Part of International Conference on Representation Learning 2025 (ICLR 2025) Conference

Bibtex Paper

Authors

Seyedarmin Azizi, Souvik Kundu, Mohammad Sadeghi, Massoud Pedram

Abstract

The inherent quadratic complexity of the attention mechanism in transformer models has driven the research community to explore alternative architectures with sub-quadratic complexity, such as state-space models. Mamba has established itself as a leading model within this emerging paradigm, achieving state-of-the-art results in various language modeling benchmarks. However, despite its impressive performance, Mamba's effectiveness is limited by its pre-training context length, resulting in a pronounced degradation when the model is tasked with handling longer contexts. Our investigation reveals that Mamba's inability to generalize effectively to long contexts is primarily due to the out-of-distribution (OOD) discretization steps. To address this critical limitation, we introduce _**MambaExtend**_, a novel framework designed to significantly enhance the context extension capabilities of Mamba. Specifically, MambaExtend leverages a _**training-free**_ approach to calibrate _only_ the scaling factors of discretization modules for different layers.

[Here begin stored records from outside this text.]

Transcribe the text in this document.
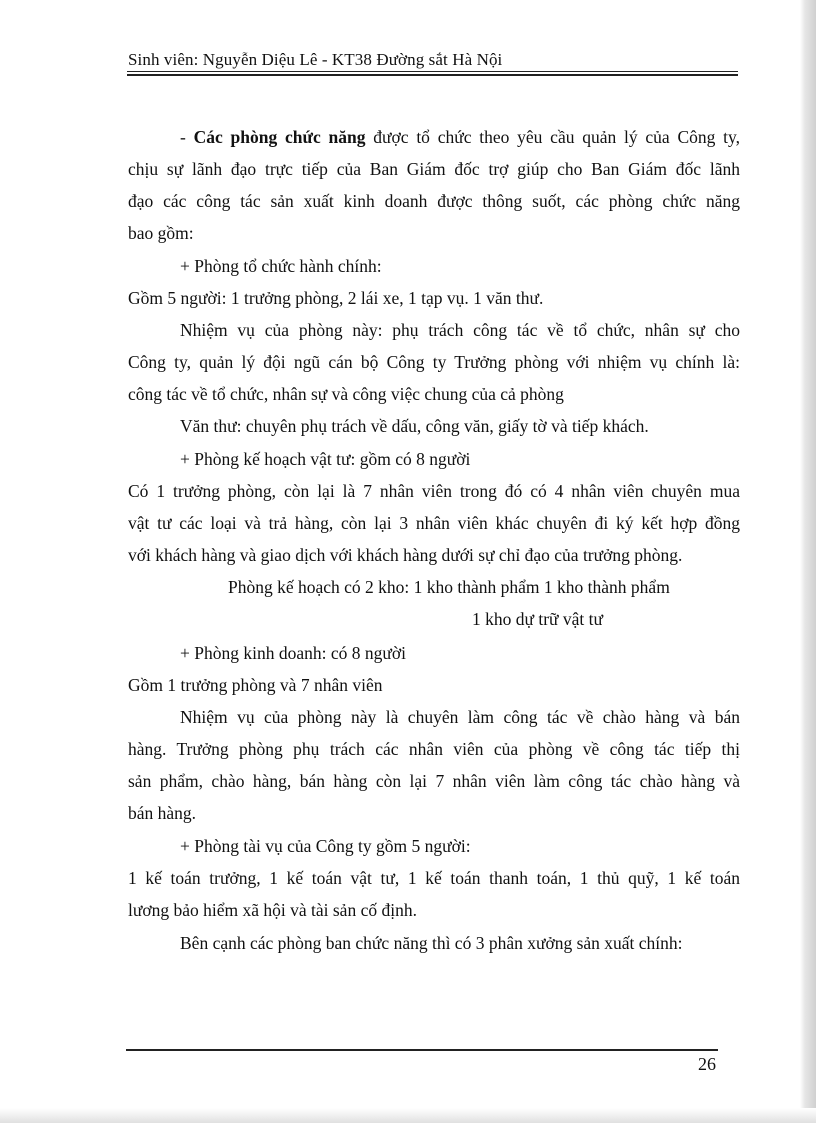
Sinh viên: Nguyễn Diệu Lê - KT38 Đường sắt Hà Nội
- Các phòng chức năng được tổ chức theo yêu cầu quản lý của Công ty,
chịu sự lãnh đạo trực tiếp của Ban Giám đốc trợ giúp cho Ban Giám đốc lãnh
đạo các công tác sản xuất kinh doanh được thông suốt, các phòng chức năng
bao gồm:
+ Phòng tổ chức hành chính:
Gồm 5 người: 1 trưởng phòng, 2 lái xe, 1 tạp vụ. 1 văn thư.
Nhiệm vụ của phòng này: phụ trách công tác về tổ chức, nhân sự cho
Công ty, quản lý đội ngũ cán bộ Công ty Trưởng phòng với nhiệm vụ chính là:
công tác về tổ chức, nhân sự và công việc chung của cả phòng
Văn thư: chuyên phụ trách về dấu, công văn, giấy tờ và tiếp khách.
+ Phòng kế hoạch vật tư: gồm có 8 người
Có 1 trưởng phòng, còn lại là 7 nhân viên trong đó có 4 nhân viên chuyên mua
vật tư các loại và trả hàng, còn lại 3 nhân viên khác chuyên đi ký kết hợp đồng
với khách hàng và giao dịch với khách hàng dưới sự chỉ đạo của trưởng phòng.
Phòng kế hoạch có 2 kho: 1 kho thành phẩm 1 kho thành phẩm
1 kho dự trữ vật tư
+ Phòng kinh doanh: có 8 người
Gồm 1 trưởng phòng và 7 nhân viên
Nhiệm vụ của phòng này là chuyên làm công tác về chào hàng và bán
hàng. Trưởng phòng phụ trách các nhân viên của phòng về công tác tiếp thị
sản phẩm, chào hàng, bán hàng còn lại 7 nhân viên làm công tác chào hàng và
bán hàng.
+ Phòng tài vụ của Công ty gồm 5 người:
1 kế toán trưởng, 1 kế toán vật tư, 1 kế toán thanh toán, 1 thủ quỹ, 1 kế toán
lương bảo hiểm xã hội và tài sản cố định.
Bên cạnh các phòng ban chức năng thì có 3 phân xưởng sản xuất chính:
26
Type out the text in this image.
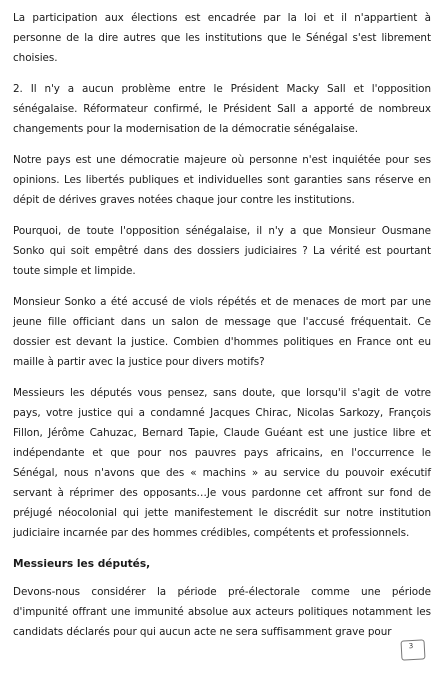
La participation aux élections est encadrée par la loi et il n'appartient à personne de la dire autres que les institutions que le Sénégal s'est librement choisies.

2. Il n'y a aucun problème entre le Président Macky Sall et l'opposition sénégalaise. Réformateur confirmé, le Président Sall a apporté de nombreux changements pour la modernisation de la démocratie sénégalaise.

Notre pays est une démocratie majeure où personne n'est inquiétée pour ses opinions. Les libertés publiques et individuelles sont garanties sans réserve en dépit de dérives graves notées chaque jour contre les institutions.

Pourquoi, de toute l'opposition sénégalaise, il n'y a que Monsieur Ousmane Sonko qui soit empêtré dans des dossiers judiciaires ? La vérité est pourtant toute simple et limpide.

Monsieur Sonko a été accusé de viols répétés et de menaces de mort par une jeune fille officiant dans un salon de message que l'accusé fréquentait. Ce dossier est devant la justice. Combien d'hommes politiques en France ont eu maille à partir avec la justice pour divers motifs?

Messieurs les députés vous pensez, sans doute, que lorsqu'il s'agit de votre pays, votre justice qui a condamné Jacques Chirac, Nicolas Sarkozy, François Fillon, Jérôme Cahuzac, Bernard Tapie, Claude Guéant est une justice libre et indépendante et que pour nos pauvres pays africains, en l'occurrence le Sénégal, nous n'avons que des « machins » au service du pouvoir exécutif servant à réprimer des opposants…Je vous pardonne cet affront sur fond de préjugé néocolonial qui jette manifestement le discrédit sur notre institution judiciaire incarnée par des hommes crédibles, compétents et professionnels.

Messieurs les députés,

Devons-nous considérer la période pré-électorale comme une période d'impunité offrant une immunité absolue aux acteurs politiques notamment les candidats déclarés pour qui aucun acte ne sera suffisamment grave pour

3
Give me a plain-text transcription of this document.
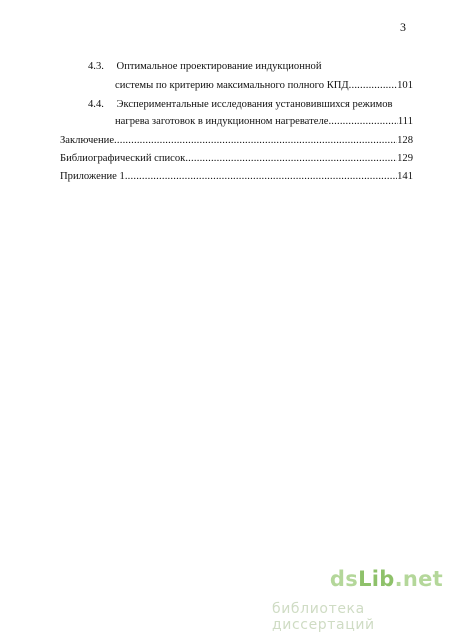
3
4.3. Оптимальное проектирование индукционной
системы по критерию максимального полного КПД .....	101
4.4. Экспериментальные исследования установившихся режимов
нагрева заготовок в индукционном нагревателе .....	111
Заключение .....	128
Библиографический список .....	129
Приложение 1 .....	141
dsLib.net
библиотека диссертаций
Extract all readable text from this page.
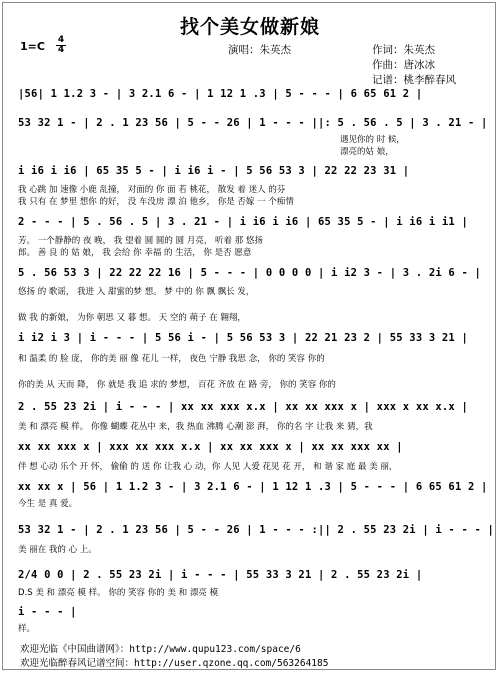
找个美女做新娘
演唱：朱英杰	作词：朱英杰
作曲：唐冰冰
记谱：桃李醉春风
$1=C \frac{4}{4}$
|56| 1 1.2 3 - | 3 2.1 6 - | 1 12 1 .3 | 5 - - - | 6 65 61 2 |
53 32 1 - | 2 . 1 23 56 | 5 - - 26 | 1 - - - ||: 5 . 56 . 5 | 3 . 21 - |
遇见你的 时 候，
漂亮的姑 娘，
i i6 i i6 | 65 35 5 - | i i6 i - | 5 56 53 3 | 22 22 23 31 |
我 心跳 加 速像 小鹿 乱撞， 对面的 你 面 若 桃花， 散发 着 迷人 的芬
我 只有 在 梦里 想你 的好， 没 车没房 漂 泊 他乡， 你是 否嫁 一 个痴情
2 - - - | 5 . 56 . 5 | 3 . 21 - | i i6 i i6 | 65 35 5 - | i i6 i i1 |
芳。 一个静静的 夜 晚， 我 望着 圆 圆的 圆 月亮， 听着 那 悠扬
郎。 善 良 的 姑 娘， 我 会给 你 幸福 的 生活， 你 是否 愿意
5 . 56 53 3 | 22 22 22 16 | 5 - - - | 0 0 0 0 | i i2 3 - | 3 . 2i 6 - |
悠扬 的 歌谣， 我进 入 甜蜜的梦 想。 梦 中的 你 飘 飘长 发，
做 我 的新娘， 为你 朝思 又 暮 想。 天 空的 蒴子 在 翱翔，
i i2 i 3 | i - - - | 5 56 i - | 5 56 53 3 | 22 21 23 2 | 55 33 3 21 |
和 温柔 的 脸 庞， 你的美 丽 像 花儿 一样， 夜色 宁静 我思 念， 你的 笑容 你的
你的美 从 天而 降， 你 就是 我 追 求的 梦想， 百花 齐放 在 路 旁， 你的 笑容 你的
2 . 55 23 2i | i - - - | xx xx xxx x.x | xx xx xxx x | xxx x xx x.x |
美 和 漂亮 模 样。 你像 蝴蝶 花丛中 来，我 热血 沸腾 心潮 澎 湃， 你的名 字 让我 来 猜，我
xx xx xxx x | xxx xx xxx x.x | xx xx xxx x | xx xx xxx xx |
伴 想 心动 乐个 开 怀， 偷偷 的 送 你 让我 心 动，你 人见 人爱 花见 花 开， 和 谐 家 庭 最 美 丽，
xx xx x | 56 | 1 1.2 3 - | 3 2.1 6 - | 1 12 1 .3 | 5 - - - | 6 65 61 2 |
今生 是 真 爱。
53 32 1 - | 2 . 1 23 56 | 5 - - 26 | 1 - - - :|| 2 . 55 23 2i | i - - - |
美 丽在 我的 心 上。
2/4 0 0 | 2 . 55 23 2i | i - - - | 55 33 3 21 | 2 . 55 23 2i |
D.S 美 和 漂亮 模 样。 你的 笑容 你的 美 和 漂亮 模
i - - - |
样。
欢迎光临《中国曲谱网》：http://www.qupu123.com/space/6
欢迎光临醉春风记谱空间：http://user.qzone.qq.com/563264185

We demonstrate both gradient-based and gradient-free zeroth-order optimization to learn the optimal scaling factors for each Mamba layer, requiring orders of magnitude fewer updates as opposed to the parameter fine-tuning-based alternatives. Using this approach, we achieve a training-free context extension of up to 32x, expanding the context from 2k to 64k tokens with minimal increases in perplexity. In contrast to existing fine-tuning methods, MambaExtend selectively calibrates the scaling factors, requiring up to $\mathbf{5.42 * 10^6} \times$ fewer parameter updates and incurring up to $\mathbf{3.87} \times$ lower peak memory usage, while delivering comparable or superior long-context performance across multiple tasks. Codes and checkpoints are available here$^1$.